My Time Travel Romantic Comedy Pitch

What’s missing from the time travel romantic comedy genre? A harsh dystopia. What if every manic pixie dream girl, was secretly a talent scout from the future? What if someone told you your magnum opus finds an audience long after you die? This story is a commentary on where I think the entertainment industry is headed.

Hand me the keys to the Delorean and I’ll show you an alternate timeline. Here’s some of the irresponsible things I’d do with a time machine.

"Drew, you just ran over Hitler with a Delorean!"
“Drew, you just ran over Hitler with a Delorean!” “HE WAS IN MY WAY!”

My Time Travel Romantic Comedy Pitch

This isn’t a synopsis, it’s a loose pitch, a parade of plot points, a poll of possibilities.
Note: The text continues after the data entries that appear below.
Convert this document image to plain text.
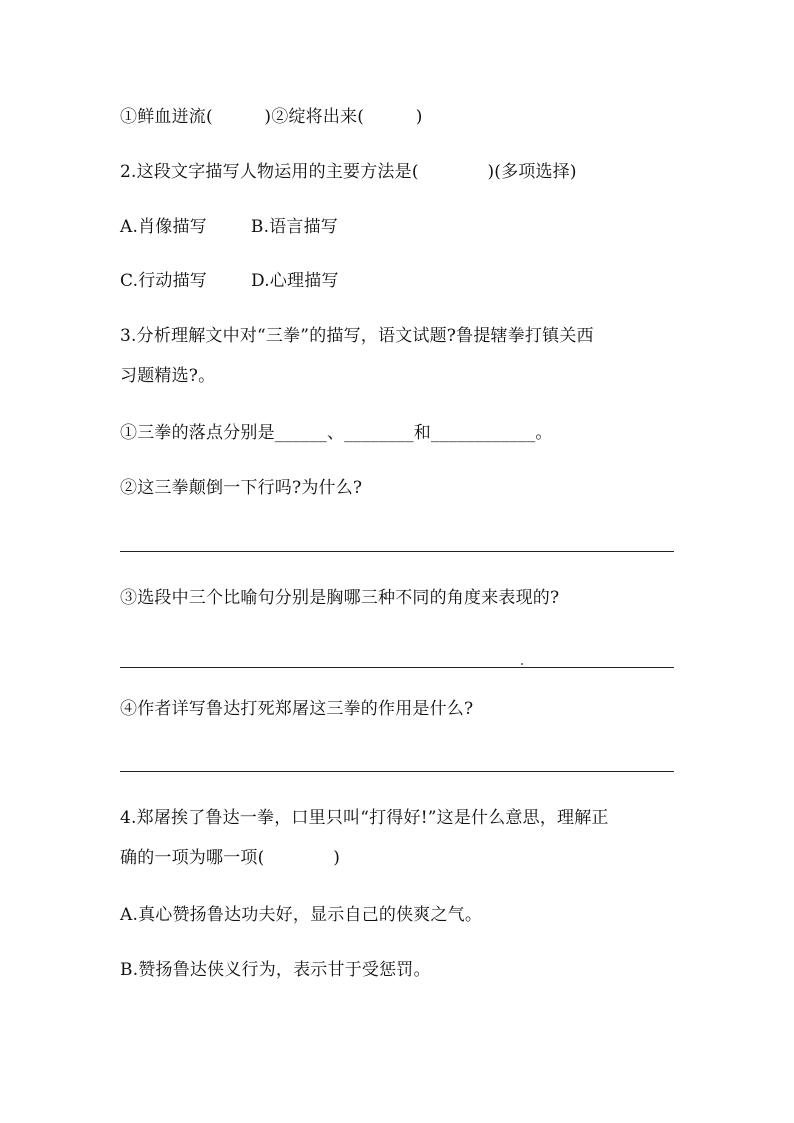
①鲜血迸流(　　　)②绽将出来(　　　)
2.这段文字描写人物运用的主要方法是(　　　　)(多项选择)
A.肖像描写	B.语言描写
C.行动描写	D.心理描写
3.分析理解文中对“三拳”的描写，语文试题?鲁提辖拳打镇关西
习题精选?。
①三拳的落点分别是______、________和____________。
②这三拳颠倒一下行吗?为什么?
③选段中三个比喻句分别是胸哪三种不同的角度来表现的?
④作者详写鲁达打死郑屠这三拳的作用是什么?
4.郑屠挨了鲁达一拳，口里只叫“打得好!”这是什么意思，理解正
确的一项为哪一项(　　　　)
A.真心赞扬鲁达功夫好，显示自己的侠爽之气。
B.赞扬鲁达侠义行为，表示甘于受惩罚。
If you think it’s something worth developing, say so in the comments.

Logline: A publicist travels back in time to seduce an author whose fame was achieved after his death. Her firm specializes in corrupting these unsung geniuses with stardom, and reaping in the profits.

Character/Drive

In the not too distant future: every film, TV show, and video game is based on an established work. New intellectual properties are considered risky investments. The corporations with the most time-honored masterpieces in their vaults own the entertainment industry.

Ashlynn is a scout for a publishing firm. Charged with copywriting classics before they enter into the public domain, she gets to these stories before their audience can. Violating restrictions on time travel, her firm has offices that stretch back to the dawn of the printing press.

Ashlynn specializes in finding authors who gained notoriety after their deaths. Traveling to when they were in their prime, she wins them over with sweet talk, and publishing contracts. For minuscule costs in the past, she reaps massive benefits for the future.

Ashlynn’s firm is responsible for an alternate reality where Edgar Allen Poe lives to become a bored true crime author, where H.P. Lovecraft struggles to step out of the shadow of his Cthulhu mythos, and fame gives Henry David Thoreau a new found affection for the big city.

Ashlynn pressures Herman Melville into writing a sequel to Moby Dick. It undermines the original’s message, turning the series into a precursor for Jaws.

As a scout, Ashlynn does her best to avoid the firm’s temporal agents, dark figures who travel back in time to enforce the firm’s agenda. They make sure their golden geese keep laying eggs. Whenever an author has a flight of fancy, these shadow figures clip their wings. Sabotaging lives, the agents put these writers back in front of the blank page. The firm regards their authors, who would never have achieved acclaim without them, as their prose spewing property.

Ashlynn watches the agents detain Emily Dickinson, when she tries to burn her journals. She sees them catch Franz Kafka trying to do the same. When he writes about their “Kafkaesque” time bending schemes, she’s surprised to find they publish it as it is.

Ashlynn thwarts Sylvia Plath’s suicide attempt. The agents throw her client into a padded cell, where the price of daylight is a page of poetry.

“Drew, you just hit Bin Laden with a flying skateboard!” “IT’S CALLED A HOVERBOARD, OLD MAN!”